KEPADA kenang-kenangan almarhum Husni Alatas nomor TEMPO kali
ini kami persembahkan.
Berhari-hari kami percaya, berharap, dan bercerita, bahwa dia
masih hidup di hutan itu. Ternyata tidak. Ia menyebut nama Tuhan
di hari pertama kecelakaan di lereng G. Tinombala itu, lalu
menutup hari terakhir hidupnya. Ia tidak bersama kita lagi. Ia
sudah bersama mereka yang kekal.
Ia adalah salah satu contoh yang baik dari seorang koresponden
di daerah. Ia mencintai daerahnya, la mencintai flora dan
faunanya. Ia mencintai lereng bukit dan semak itu. Ia uga
mencintai mereka yang hidup di sana -- dengan segala problem
mereka. Ia banyak berjalan, mendengar, lalu menulis. Orang yang
berbicara halus ini seperti banyak mengendapkan gejolak dari
hidupnya sendiri dan dari hidup orang di sekitarnya.

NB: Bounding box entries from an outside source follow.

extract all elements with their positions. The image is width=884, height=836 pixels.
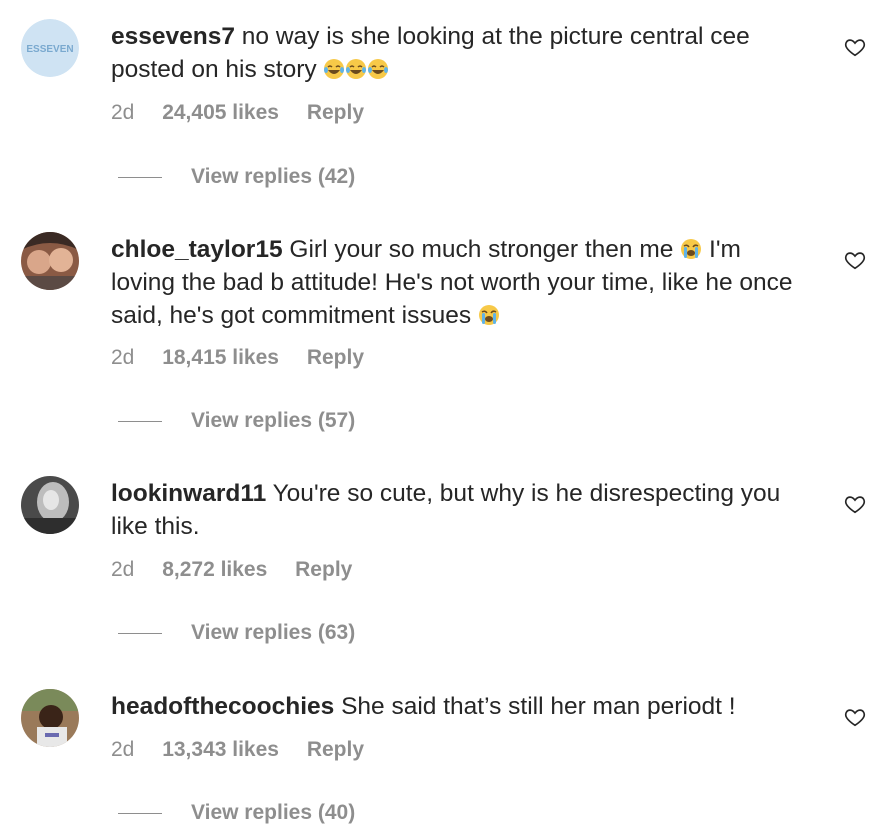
divider-line <box>118 176 162 178</box>
laughing-crying-emoji-icon <box>346 59 367 79</box>
reply-button[interactable]: Reply <box>295 558 352 581</box>
view-replies-button[interactable]: View replies (57) <box>118 408 355 434</box>
view-replies-button[interactable]: View replies (63) <box>118 620 355 646</box>
view-replies-label: View replies (63) <box>191 621 356 644</box>
view-replies-label: View replies (40) <box>191 801 356 824</box>
comment-time: 2d <box>111 558 135 581</box>
avatar[interactable] <box>21 232 79 290</box>
comment-username[interactable]: lookinward11 <box>111 480 266 507</box>
reply-button[interactable]: Reply <box>307 738 364 761</box>
heart-outline-icon[interactable] <box>844 249 866 271</box>
comment-body: essevens7 no way is she looking at the p… <box>111 20 811 86</box>
loudly-crying-emoji-icon <box>681 239 702 259</box>
likes-count[interactable]: 18,415 likes <box>162 346 279 369</box>
reply-button[interactable]: Reply <box>307 101 364 124</box>
divider-line <box>118 420 162 422</box>
avatar[interactable]: ESSEVEN <box>21 19 79 77</box>
avatar[interactable] <box>21 476 79 534</box>
comment-body: lookinward11 You're so cute, but why is … <box>111 477 811 543</box>
heart-outline-icon[interactable] <box>844 493 866 515</box>
comment-time: 2d <box>111 101 135 124</box>
view-replies-button[interactable]: View replies (40) <box>118 800 355 826</box>
view-replies-button[interactable]: View replies (42) <box>118 164 355 190</box>
comment-meta: 2d 24,405 likes Reply <box>111 100 364 126</box>
view-replies-label: View replies (57) <box>191 409 356 432</box>
reply-button[interactable]: Reply <box>307 346 364 369</box>
comment-username[interactable]: headofthecoochies <box>111 693 334 720</box>
comment-body: headofthecoochies She said that’s still … <box>111 690 811 723</box>
comment-time: 2d <box>111 738 135 761</box>
heart-outline-icon[interactable] <box>844 706 866 728</box>
loudly-crying-emoji-icon <box>478 305 499 325</box>
comment-time: 2d <box>111 346 135 369</box>
comment-meta: 2d 8,272 likes Reply <box>111 557 352 583</box>
comment-username[interactable]: essevens7 <box>111 23 235 50</box>
comment-body: chloe_taylor15 Girl your so much stronge… <box>111 233 811 332</box>
divider-line <box>118 632 162 634</box>
view-replies-label: View replies (42) <box>191 165 356 188</box>
likes-count[interactable]: 8,272 likes <box>162 558 267 581</box>
comment-meta: 2d 18,415 likes Reply <box>111 345 364 371</box>
divider-line <box>118 812 162 814</box>
laughing-crying-emoji-icon <box>368 59 389 79</box>
laughing-crying-emoji-icon <box>324 59 345 79</box>
likes-count[interactable]: 24,405 likes <box>162 101 279 124</box>
avatar[interactable] <box>21 689 79 747</box>
avatar-label: ESSEVEN <box>26 44 73 55</box>
comment-meta: 2d 13,343 likes Reply <box>111 737 364 763</box>
comment-text: She said that’s still her man periodt ! <box>341 693 736 720</box>
comment-text: Girl your so much stronger then me <box>289 236 674 263</box>
comment-username[interactable]: chloe_taylor15 <box>111 236 283 263</box>
heart-outline-icon[interactable] <box>844 36 866 58</box>
likes-count[interactable]: 13,343 likes <box>162 738 279 761</box>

Adakah ia mempunyai lawan? Kami tidak tahu. Yang jelas ia punya
banyak kawan, bahkan pengagum, la bisa mengambil jarak dari
mereka yang ditulisnya: dekat tanpa menjadi sekedar humas, jauh
tanpa terlanjur menjadi musuh. Tentu saja tak selamanya ia bisa
menyenangkan mereka yang mengira, bahwa di luar puji-pujian,
yang lain adalah kritik.
Husni -- seperti pers di Indonesia ini -- tak jarang harus
mengalami kenyataan bahwa pujiannya sering dianggap sudah
selayaknya, sementara kritiknya tidak. Barangkali begitulah
kaidah hidup: kritik selamanya lebih keras terdengar dibanding
dengan ucapan selamat. Kritik bisa menimbulkan dendam, sedang
pujian -- gampang dilupakan.
Tapi untunglah pers bukan berkisar pada soal mengritik dan
memuji melulu, seperti yang banyak disangka orang. Husni lebih
banyak berbuat untuk daerahnya dari sekedar itu. Ia, yang lebih
lama bekerja di bidang jurnalistik ketimbang banyak rekannya di
majalah TEMPO, adalah satu tauladan.
Dalam hal-hal tertentu mungkin ada yang bisa menggantikannya.
Tapi Husni hanya Husni. Inna Lillahi wa inna ilaihi raji'un.